1/28/2009 2:42:00 PM
Apples iPhone sales increase as Nokia's profits fall
TURBULENCE in the manufacturing sector continued this week with more evidence that the established players will be challenged by the likes of Apple.
Apple reported that iPhone sales were up 88% in Q4 2008, compared with the same period in 2007. It also saw a record net profit of $1.61bn (£1.15bn) and record revenue of $10.7bn (£7.8bn) for the quarter ending in December.
However, Nokia saw its profits tumble to £542m in Q4 last year – a 69% fall ?on the £1.73bn it made in profits for the final quarter of 2007. Sales also fell 19% to £11.9bn, from £14.8bn in Q4 2007.
The manufacturer issued further gloom with expectations that its global handset volumes will drop by 10% in 2009 compared with 2008.
The contrasting fortunes of Apple and Nokia mark a trend for many observers, with a new clutch of manufacturers (Apple, RIM and HTC) giving the ‘old order’ of Nokia, Sony Ericsson and Motorola a fright.
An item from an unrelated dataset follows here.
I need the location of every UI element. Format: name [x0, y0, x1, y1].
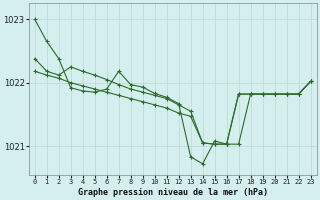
X-axis label: Graphe pression niveau de la mer (hPa): Graphe pression niveau de la mer (hPa): [78, 188, 268, 197]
Earlier this month, Sony Ericsson reported a fall in handset shipments to 24.2 million in Q4 2008. Meanwhile, Motorola – which will report its results at the start of February – is set to cut 4,000 jobs on top of the 3,000 it announced in 2008, in a desperate attempt to cut costs.
In comparison, LG has overtaken Sony Ericsson and Motorola following an 8% increase in handset shipments to 25.7 million in the fourth quarter of 2008, and is now the world’s third top handset manufacturer. It also sold a record number of units in 2008 – 100.7 million, compared with 80.5 million units one year earlier.
Analysts said LG could gain from the turmoil hitting rivals, such as Nokia and Sony Ericsson, as it starts to produce more mid to low mass-volume devices alongside feature-packed models and smartphones.